Ovarian Cancer Australia was founded by people directly affected by ovarian cancer who wanted to raise awareness of the disease and support those who had been affected.
This group included Nicole Livingstone OAM and her sister Karen Livingstone AM who lost their mother and aunt to the disease; Simon Lee, whose wife Sheila had been the first Australian ovarian cancer campaigner prior to her death in 2001; actress and comedian Lynda Gibson who was diagnosed in 2000 and subsequently lost her battle in 2004.
Ovarian Cancer Australia owes enormous gratitude to Sheila Lee – the first ovarian cancer advocate in Australia who campaigned tirelessly throughout her own illness to increase the community’s awareness of ovarian cancer. Sheila’s vision and commitment inspired the creation of our organisation.
Sheila was diagnosed with ovarian cancer in February 1999 at the age of 54 years. Like many other women then and now, Sheila’s cancer was already at an advanced stage at diagnosis.
Sheila was appalled by the lack of awareness about the disease in the community, at the very poor outcomes experienced by women, by the lack of profile compared with other cancers and by the lack of research focussed on reducing the impact of ovarian cancer.
Sheila and her husband Simon Lee started speaking out – Sheila spoke about her experience, they developed the OvCa ovarian cancer awareness website which provided information about the disease and its symptoms, and put in place a plan of action for Australia’s first ovarian cancer rally.

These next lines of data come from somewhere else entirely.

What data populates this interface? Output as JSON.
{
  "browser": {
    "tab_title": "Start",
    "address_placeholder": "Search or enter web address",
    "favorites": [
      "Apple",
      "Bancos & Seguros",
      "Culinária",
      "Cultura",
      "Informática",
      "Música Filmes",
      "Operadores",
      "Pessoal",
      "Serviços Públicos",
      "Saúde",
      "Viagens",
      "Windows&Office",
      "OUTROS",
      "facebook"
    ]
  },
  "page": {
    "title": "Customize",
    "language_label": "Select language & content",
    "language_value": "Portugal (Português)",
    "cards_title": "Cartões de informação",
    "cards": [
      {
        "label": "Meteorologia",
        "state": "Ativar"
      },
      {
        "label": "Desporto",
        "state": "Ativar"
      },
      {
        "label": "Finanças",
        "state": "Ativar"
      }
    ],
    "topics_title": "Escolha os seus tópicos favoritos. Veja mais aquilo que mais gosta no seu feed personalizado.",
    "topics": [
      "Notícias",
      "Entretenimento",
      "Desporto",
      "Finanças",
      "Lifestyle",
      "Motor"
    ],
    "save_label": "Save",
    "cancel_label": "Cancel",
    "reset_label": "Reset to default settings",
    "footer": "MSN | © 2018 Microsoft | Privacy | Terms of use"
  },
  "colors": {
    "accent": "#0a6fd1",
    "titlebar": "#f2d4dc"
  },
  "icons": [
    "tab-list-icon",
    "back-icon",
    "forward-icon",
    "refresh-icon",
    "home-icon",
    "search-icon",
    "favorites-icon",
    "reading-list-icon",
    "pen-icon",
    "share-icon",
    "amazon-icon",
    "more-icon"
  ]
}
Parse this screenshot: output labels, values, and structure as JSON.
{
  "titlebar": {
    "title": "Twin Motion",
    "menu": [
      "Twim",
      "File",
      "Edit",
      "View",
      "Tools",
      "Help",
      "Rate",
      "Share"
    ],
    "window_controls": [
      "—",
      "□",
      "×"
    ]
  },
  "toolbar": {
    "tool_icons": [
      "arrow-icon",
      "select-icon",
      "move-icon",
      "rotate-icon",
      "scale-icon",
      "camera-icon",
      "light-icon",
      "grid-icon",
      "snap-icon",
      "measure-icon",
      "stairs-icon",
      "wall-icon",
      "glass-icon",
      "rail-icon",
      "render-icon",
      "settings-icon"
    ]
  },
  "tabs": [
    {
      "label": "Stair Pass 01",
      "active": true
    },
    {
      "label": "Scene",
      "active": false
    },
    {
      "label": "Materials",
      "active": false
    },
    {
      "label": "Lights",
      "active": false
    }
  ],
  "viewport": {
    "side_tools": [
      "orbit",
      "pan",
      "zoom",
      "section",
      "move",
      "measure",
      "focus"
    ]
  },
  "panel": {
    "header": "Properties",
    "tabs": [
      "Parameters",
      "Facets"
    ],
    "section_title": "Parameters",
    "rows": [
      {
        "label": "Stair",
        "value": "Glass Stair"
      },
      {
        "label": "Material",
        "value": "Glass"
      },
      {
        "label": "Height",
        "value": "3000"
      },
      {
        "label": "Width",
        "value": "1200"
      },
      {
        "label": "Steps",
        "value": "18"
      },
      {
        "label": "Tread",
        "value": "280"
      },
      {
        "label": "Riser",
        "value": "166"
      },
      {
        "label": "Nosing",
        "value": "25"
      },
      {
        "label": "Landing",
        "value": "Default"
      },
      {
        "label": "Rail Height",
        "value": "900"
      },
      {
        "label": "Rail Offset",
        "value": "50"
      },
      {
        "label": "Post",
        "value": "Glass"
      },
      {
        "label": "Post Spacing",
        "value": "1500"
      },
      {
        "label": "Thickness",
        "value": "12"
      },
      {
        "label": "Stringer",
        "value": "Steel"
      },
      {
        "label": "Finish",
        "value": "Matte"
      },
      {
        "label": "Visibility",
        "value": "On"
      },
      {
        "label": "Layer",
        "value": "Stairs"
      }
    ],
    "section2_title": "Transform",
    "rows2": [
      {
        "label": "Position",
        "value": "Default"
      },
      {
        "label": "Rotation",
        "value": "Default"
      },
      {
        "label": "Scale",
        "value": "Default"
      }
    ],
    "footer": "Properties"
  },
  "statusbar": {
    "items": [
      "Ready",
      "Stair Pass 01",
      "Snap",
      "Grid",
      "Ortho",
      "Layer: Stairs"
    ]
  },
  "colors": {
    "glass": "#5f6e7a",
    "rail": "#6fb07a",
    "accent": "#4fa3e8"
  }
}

This rally was held in the Fitzroy Gardens in Melbourne on a sunny Sunday in February 2000. At the rally Sheila shared some important messages:
She talked about ovarian cancer having been described as a ‘silent killer’:
Silent because the symptoms ‘whisper’ – they are often vague
Silent because women affected are often debilitated by the disease and its treatments and it can be challenging finding people with the energy or who are well enough to speak out
Silent because there was little to offer in the way of hope at that time.
Sheila talked of making ovarian cancer ‘silent no more’ – of bringing the facts about ovarian cancer to the public’s attention, raising awareness, promoting vital research and solutions for women so that Sheila’s life and the lives of thousands of other women would not be in vain.
She talked of ovarian cancer researchers at the time working with small amounts of funding on small projects in isolation.
She talked of harnessing significant funding to draw together the best and the brightest scientists to make real progress through collaborative research.
She talked of the importance of symptom awareness that was our best bet in terms of early detection in the absence of a screening test.
She spoke with hope of the awareness movement and that women armed with knowledge of the symptoms would listen to their bodies, take action if concerned and that for some of those women, it would make a difference to their lives.
Sheila spoke about symptom awareness as holding the key to hundreds of lives and research as holding the key to thousands.
The rally, as well as speaking engagements, fundraising events and media coverage formed the seminal components of a national ovarian cancer movement.
Sheila died peacefully at home in November 2000, and Simon was her primary carer for four months until her death. In a newspaper article published the day after Sheila died, her legacy, and Simon’s work, was laid out: “Her husband…is now custodian of her vision that everything possible be done to translate her death into effective cancer awareness and research”.
Simon promised Sheila that he would continue the journey they had embarked on together through the establishment of a foundation to continue her work. Along with four of Sheila’s friends and collaborators – Karen and Nicole Livingstone, Denise Hynes and comedian Lynda Gibson – Simon founded OvCa in 2001. The organisation became Ovarian Cancer Australia in 2008.